Palmettos and pines make a statement at Fenwick Island and these are what lowcountry residents are most familiar with. Although Live Oaks are the backbone and Magnolia grandiflora are the flowering queen, pines and Palmettos define our location. Palmettos survive in cooler climates than most palms and are comfortable up to USDA zone 8. Although zone 9 and zone 10A palms can survive in this uniquely warm coastal region, those palms are not indigenous to this region. Palmettos became our "state Tree" after the battle of Fort Sullivan (renamed Fort Moultrie after the stunning victory over British War Machines and land forces were repelled June 28, 1776). The crescent moon flew over the fort during the battle but palmetto logs were used to hold the sand fortress together. Myth wrongly attributed the victory to the palmetto by theorizing that projectiles were absorbed by the spongy nature of the logs, which was pure fabrication. The sand was something that British warships did not configure when they fired thousands of projectiles at this primitive defensive structure. Nevertheless, we love our state tree.

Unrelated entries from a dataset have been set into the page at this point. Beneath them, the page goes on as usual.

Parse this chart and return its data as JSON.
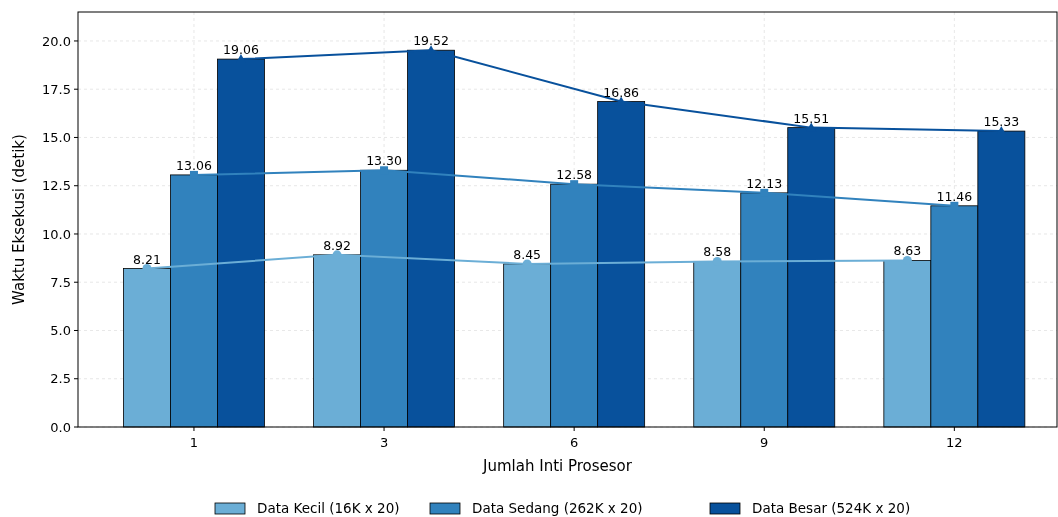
{
  "chart_data": {
    "type": "bar",
    "xlabel": "Jumlah Inti Prosesor",
    "ylabel": "Waktu Eksekusi (detik)",
    "categories": [
      "1",
      "3",
      "6",
      "9",
      "12"
    ],
    "series": [
      {
        "name": "Data Kecil (16K x 20)",
        "color": "#6baed6",
        "values": [
          8.21,
          8.92,
          8.45,
          8.58,
          8.63
        ],
        "value_labels": [
          "8.21",
          "8.92",
          "8.45",
          "8.58",
          "8.63"
        ]
      },
      {
        "name": "Data Sedang (262K x 20)",
        "color": "#3182bd",
        "values": [
          13.06,
          13.3,
          12.58,
          12.13,
          11.46
        ],
        "value_labels": [
          "13.06",
          "13.30",
          "12.58",
          "12.13",
          "11.46"
        ]
      },
      {
        "name": "Data Besar (524K x 20)",
        "color": "#08519c",
        "values": [
          19.06,
          19.52,
          16.86,
          15.51,
          15.33
        ],
        "value_labels": [
          "19.06",
          "19.52",
          "16.86",
          "15.51",
          "15.33"
        ]
      },
      {
        "type": "line",
        "color": "#6baed6",
        "marker": "circle",
        "values": [
          8.21,
          8.92,
          8.45,
          8.58,
          8.63
        ]
      },
      {
        "type": "line",
        "color": "#3182bd",
        "marker": "square",
        "values": [
          13.06,
          13.3,
          12.58,
          12.13,
          11.46
        ]
      },
      {
        "type": "line",
        "color": "#08519c",
        "marker": "triangle",
        "values": [
          19.06,
          19.52,
          16.86,
          15.51,
          15.33
        ]
      }
    ],
    "ylim": [
      0,
      21.5
    ],
    "yticks": [
      {
        "value": 0,
        "label": "0.0"
      },
      {
        "value": 2.5,
        "label": "2.5"
      },
      {
        "value": 5,
        "label": "5.0"
      },
      {
        "value": 7.5,
        "label": "7.5"
      },
      {
        "value": 10,
        "label": "10.0"
      },
      {
        "value": 12.5,
        "label": "12.5"
      },
      {
        "value": 15,
        "label": "15.0"
      },
      {
        "value": 17.5,
        "label": "17.5"
      },
      {
        "value": 20,
        "label": "20.0"
      }
    ],
    "grid": true,
    "legend": "bottom"
  }
}
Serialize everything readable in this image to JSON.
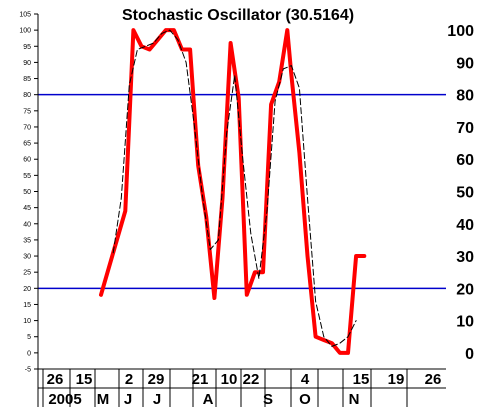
{
  "chart_data": {
    "type": "line",
    "title": "Stochastic Oscillator (30.5164)",
    "ylim": [
      -5,
      105
    ],
    "y_ticks_left": [
      105,
      100,
      95,
      90,
      85,
      80,
      75,
      70,
      65,
      60,
      55,
      50,
      45,
      40,
      35,
      30,
      25,
      20,
      15,
      10,
      5,
      0,
      -5
    ],
    "y_ticks_right": [
      100,
      90,
      80,
      70,
      60,
      50,
      40,
      30,
      20,
      10,
      0
    ],
    "reference_lines": [
      80,
      20
    ],
    "grid": false,
    "colors": {
      "k_line": "#ff0000",
      "d_line": "#000000",
      "reference": "#0000cc",
      "axis": "#000000"
    },
    "x_day_labels": [
      "26",
      "15",
      "2",
      "29",
      "21",
      "10",
      "22",
      "4",
      "15",
      "19",
      "26"
    ],
    "x_month_labels": [
      "2005",
      "M",
      "J",
      "J",
      "A",
      "S",
      "O",
      "N"
    ],
    "series": [
      {
        "style": "thick-red",
        "x": [
          0,
          6,
          8,
          10,
          12,
          14,
          16,
          18,
          20,
          22,
          24,
          26,
          28,
          30,
          32,
          34,
          36,
          38,
          40,
          42,
          44,
          46,
          47,
          49,
          51,
          53,
          55,
          57,
          59,
          61,
          63,
          65
        ],
        "y": [
          18,
          44,
          100,
          95,
          94,
          97,
          100,
          100,
          94,
          94,
          58,
          42,
          17,
          48,
          96,
          79,
          18,
          25,
          25,
          77,
          84,
          100,
          86,
          62,
          30,
          5,
          4,
          3,
          0,
          0,
          30,
          30
        ]
      },
      {
        "style": "thin-black-dashed",
        "x": [
          3,
          5,
          7,
          9,
          11,
          13,
          15,
          17,
          19,
          21,
          23,
          25,
          27,
          29,
          31,
          33,
          35,
          37,
          39,
          41,
          43,
          45,
          47,
          49,
          51,
          53,
          55,
          57,
          59,
          61,
          63
        ],
        "y": [
          31,
          48,
          83,
          94,
          95,
          96,
          99,
          100,
          97,
          90,
          71,
          49,
          32,
          35,
          68,
          86,
          60,
          37,
          23,
          44,
          78,
          88,
          89,
          82,
          48,
          16,
          5,
          2,
          3,
          5,
          10
        ]
      }
    ]
  }
}
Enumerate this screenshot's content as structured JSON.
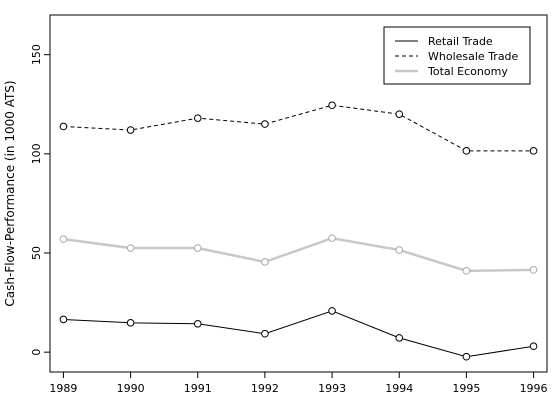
{
  "chart_data": {
    "type": "line",
    "title": "",
    "xlabel": "",
    "ylabel": "Cash-Flow-Performance (in 1000 ATS)",
    "x": [
      1989,
      1990,
      1991,
      1992,
      1993,
      1994,
      1995,
      1996
    ],
    "x_ticks": [
      "1989",
      "1990",
      "1991",
      "1992",
      "1993",
      "1994",
      "1995",
      "1996"
    ],
    "y_ticks": [
      "0",
      "50",
      "100",
      "150"
    ],
    "xlim": [
      1988.8,
      1996.2
    ],
    "ylim": [
      -10,
      170
    ],
    "grid": false,
    "legend_position": "top-right",
    "series": [
      {
        "name": "Retail Trade",
        "style": "solid",
        "color": "#000000",
        "values": [
          16.5,
          14.8,
          14.3,
          9.3,
          20.8,
          7.2,
          -2.3,
          3.0
        ]
      },
      {
        "name": "Wholesale Trade",
        "style": "dashed",
        "color": "#000000",
        "values": [
          113.8,
          112.0,
          118.0,
          115.0,
          124.5,
          120.0,
          101.5,
          101.5
        ]
      },
      {
        "name": "Total Economy",
        "style": "solid-thick",
        "color": "#c8c8c8",
        "values": [
          57.0,
          52.5,
          52.5,
          45.5,
          57.5,
          51.5,
          41.0,
          41.5
        ]
      }
    ]
  }
}
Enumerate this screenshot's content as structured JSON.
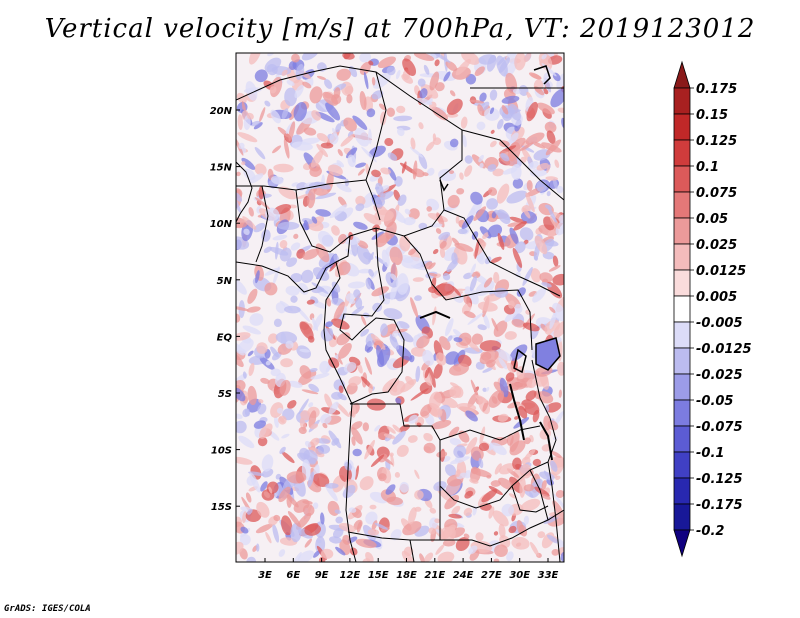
{
  "title": "Vertical velocity [m/s] at 700hPa, VT: 2019123012",
  "footer": "GrADS: IGES/COLA",
  "map": {
    "lon_labels": [
      "3E",
      "6E",
      "9E",
      "12E",
      "15E",
      "18E",
      "21E",
      "24E",
      "27E",
      "30E",
      "33E"
    ],
    "lat_labels": [
      "20N",
      "15N",
      "10N",
      "5N",
      "EQ",
      "5S",
      "10S",
      "15S"
    ]
  },
  "colorbar": {
    "labels": [
      "0.175",
      "0.15",
      "0.125",
      "0.1",
      "0.075",
      "0.05",
      "0.025",
      "0.0125",
      "0.005",
      "-0.005",
      "-0.0125",
      "-0.025",
      "-0.05",
      "-0.075",
      "-0.1",
      "-0.125",
      "-0.175",
      "-0.2"
    ],
    "colors": [
      "#8a1a1a",
      "#a82020",
      "#c02828",
      "#d03c3c",
      "#dc5a5a",
      "#e47878",
      "#ec9a9a",
      "#f4bcbc",
      "#fadcdc",
      "#ffffff",
      "#dcdcf8",
      "#bcbcf0",
      "#9c9ce8",
      "#7c7ce0",
      "#5c5cd4",
      "#4040c4",
      "#2828b0",
      "#181898",
      "#100080"
    ]
  }
}
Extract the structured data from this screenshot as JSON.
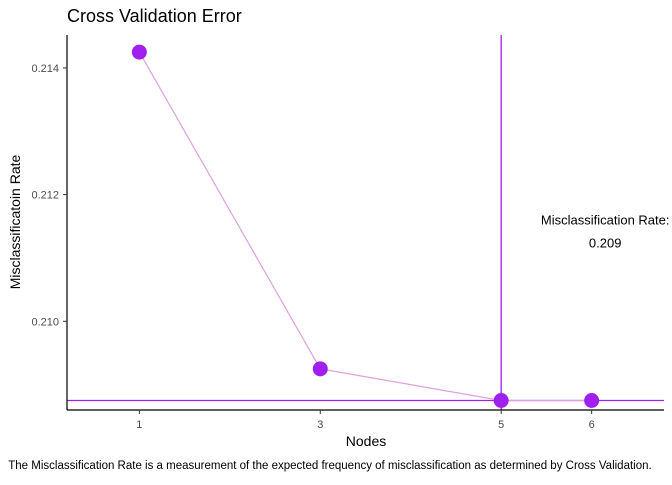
{
  "chart_data": {
    "type": "line",
    "title": "Cross Validation Error",
    "xlabel": "Nodes",
    "ylabel": "Misclassificatoin Rate",
    "caption": "The Misclassification Rate is a measurement of the expected frequency of misclassification as determined by Cross Validation.",
    "x": [
      1,
      3,
      5,
      6
    ],
    "y": [
      0.21425,
      0.20925,
      0.20875,
      0.20875
    ],
    "xticks": [
      "1",
      "3",
      "5",
      "6"
    ],
    "yticks": [
      "0.210",
      "0.212",
      "0.214"
    ],
    "ytick_values": [
      0.21,
      0.212,
      0.214
    ],
    "xlim": [
      0.2,
      6.8
    ],
    "ylim": [
      0.2086,
      0.21452
    ],
    "reference_lines": {
      "vertical_x": 5,
      "horizontal_y": 0.20875
    },
    "annotation": {
      "label": "Misclassification Rate:",
      "value": "0.209",
      "x": 6.15,
      "y": 0.2114
    },
    "grid": false,
    "colors": {
      "point": "#a020f0",
      "line": "#dda0dd",
      "reference": "#a020f0",
      "axis": "#000000",
      "text": "#000000",
      "tick_text": "#4d4d4d"
    }
  }
}
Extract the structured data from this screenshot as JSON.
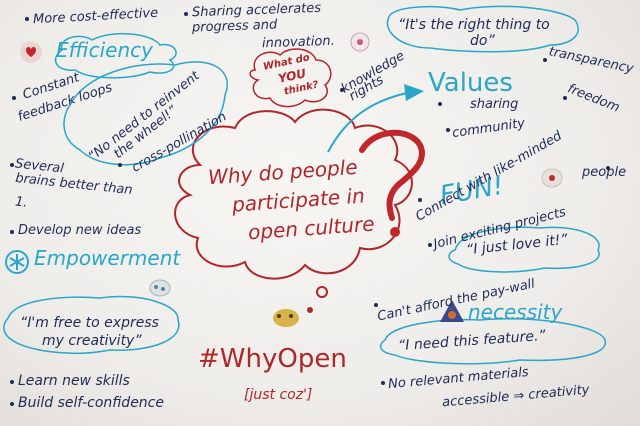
{
  "center": {
    "line1": "Why do people",
    "line2": "participate in",
    "line3": "open culture"
  },
  "question_mark": "?",
  "bubble_small": {
    "line1": "What do",
    "line2": "YOU",
    "line3": "think?"
  },
  "headings": {
    "efficiency": "Efficiency",
    "values": "Values",
    "fun": "FUN!",
    "empowerment": "Empowerment",
    "necessity": "necessity"
  },
  "left": {
    "cost": "More cost-effective",
    "feedback1": "Constant",
    "feedback2": "feedback loops",
    "reinvent1": "“No need to reinvent",
    "reinvent2": "the wheel!”",
    "cross": "cross-pollination",
    "brains1": "Several",
    "brains2": "brains better than",
    "brains3": "1.",
    "ideas": "Develop new ideas"
  },
  "top": {
    "sharing1": "Sharing accelerates",
    "sharing2": "progress and",
    "sharing3": "innovation.",
    "knowledge1": "knowledge",
    "knowledge2": "rights"
  },
  "right": {
    "rightthing1": "“It's the right thing to",
    "rightthing2": "do”",
    "transparency": "transparency",
    "freedom": "freedom",
    "sharing": "sharing",
    "community": "community",
    "connect": "Connect with like-minded",
    "people": "people",
    "projects": "Join exciting projects",
    "love": "“I just love it!”",
    "paywall": "Can't afford the pay-wall",
    "feature": "“I need this feature.”",
    "materials1": "No relevant materials",
    "materials2": "accessible ⇒ creativity"
  },
  "bottom_left": {
    "express1": "“I'm free to express",
    "express2": "my creativity”",
    "skills": "Learn new skills",
    "confidence": "Build self-confidence"
  },
  "hashtag": "#WhyOpen",
  "coz": "[just coz']",
  "colors": {
    "ink": "#1f2a57",
    "teal": "#2aa6c9",
    "red": "#b0262a",
    "board": "#efedea"
  },
  "icons": [
    "heart-sticker-icon",
    "flower-sticker-icon",
    "bird-sticker-icon",
    "heart-sticker-icon",
    "bunny-sticker-icon",
    "bear-sticker-icon",
    "triangle-logo-icon",
    "asterisk-icon",
    "arrow-icon"
  ]
}
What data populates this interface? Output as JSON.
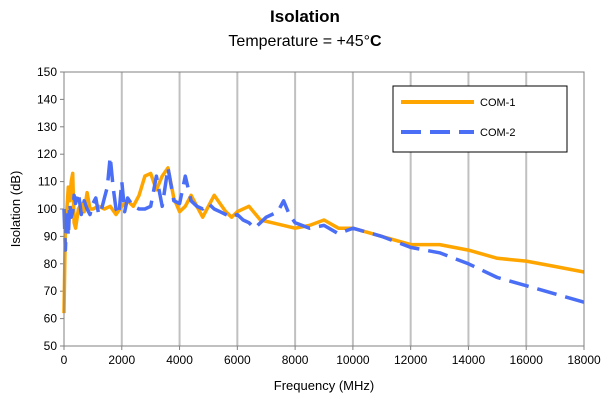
{
  "chart_data": {
    "type": "line",
    "title": "Isolation",
    "subtitle_prefix": "Temperature = +45°",
    "subtitle_unit": "C",
    "xlabel": "Frequency (MHz)",
    "ylabel": "Isolation (dB)",
    "xlim": [
      0,
      18000
    ],
    "ylim": [
      50,
      150
    ],
    "xticks": [
      0,
      2000,
      4000,
      6000,
      8000,
      10000,
      12000,
      14000,
      16000,
      18000
    ],
    "yticks": [
      50,
      60,
      70,
      80,
      90,
      100,
      110,
      120,
      130,
      140,
      150
    ],
    "grid": "vertical",
    "legend_position": "top-right",
    "series": [
      {
        "name": "COM-1",
        "color": "#FFA500",
        "style": "solid",
        "x": [
          0,
          50,
          100,
          150,
          200,
          250,
          300,
          350,
          400,
          500,
          600,
          700,
          800,
          900,
          1000,
          1200,
          1400,
          1600,
          1800,
          2000,
          2200,
          2400,
          2600,
          2800,
          3000,
          3200,
          3400,
          3600,
          3800,
          4000,
          4200,
          4400,
          4600,
          4800,
          5000,
          5200,
          5400,
          5600,
          5800,
          6000,
          6400,
          6800,
          7200,
          7600,
          8000,
          8500,
          9000,
          9500,
          10000,
          11000,
          12000,
          13000,
          14000,
          15000,
          16000,
          17000,
          18000
        ],
        "y": [
          62,
          95,
          100,
          108,
          103,
          110,
          113,
          95,
          93,
          100,
          102,
          99,
          106,
          100,
          100,
          101,
          100,
          101,
          98,
          101,
          103,
          101,
          105,
          112,
          113,
          107,
          112,
          115,
          104,
          99,
          101,
          105,
          101,
          97,
          101,
          105,
          102,
          99,
          97,
          99,
          101,
          96,
          95,
          94,
          93,
          94,
          96,
          93,
          93,
          90,
          87,
          87,
          85,
          82,
          81,
          79,
          77
        ]
      },
      {
        "name": "COM-2",
        "color": "#4A6EF5",
        "style": "dashed",
        "x": [
          0,
          50,
          100,
          150,
          200,
          250,
          300,
          350,
          400,
          500,
          600,
          700,
          800,
          900,
          1000,
          1100,
          1200,
          1300,
          1400,
          1500,
          1600,
          1700,
          1800,
          1900,
          2000,
          2100,
          2200,
          2400,
          2600,
          2800,
          3000,
          3200,
          3400,
          3600,
          3800,
          4000,
          4200,
          4400,
          4600,
          4800,
          5000,
          5200,
          5400,
          5600,
          5800,
          6000,
          6200,
          6400,
          6600,
          6800,
          7000,
          7200,
          7400,
          7600,
          7800,
          8000,
          8500,
          9000,
          9500,
          10000,
          11000,
          12000,
          13000,
          14000,
          15000,
          16000,
          17000,
          18000
        ],
        "y": [
          100,
          85,
          100,
          90,
          102,
          97,
          99,
          105,
          102,
          106,
          98,
          103,
          100,
          98,
          102,
          104,
          98,
          100,
          104,
          108,
          119,
          108,
          100,
          98,
          110,
          99,
          104,
          101,
          100,
          100,
          101,
          112,
          101,
          115,
          103,
          102,
          112,
          103,
          101,
          100,
          102,
          100,
          99,
          98,
          97,
          98,
          96,
          95,
          93,
          95,
          97,
          98,
          99,
          103,
          98,
          95,
          93,
          94,
          91,
          93,
          90,
          86,
          84,
          80,
          75,
          72,
          69,
          66
        ]
      }
    ]
  }
}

Unfortunately, our government authorities have no idea what our state tree looks like and has placed a coconut palm in the past on our automobile license plates. ( By the way, they also placed a sparrow rather than the Carolina Wren on the license plate the very next year!).
These two Palmettos have endured much to reach this height. They stand alone in the grasslands on Fenwick Island and reveal beautiful colors in this degree of sunshine. Palmettos are about 20-25 years old when the finally develop a significant trunk. These two specimens are at least 50 years old.
This is a small acrylic painting at 8 X 10" and weighs about 6 oz.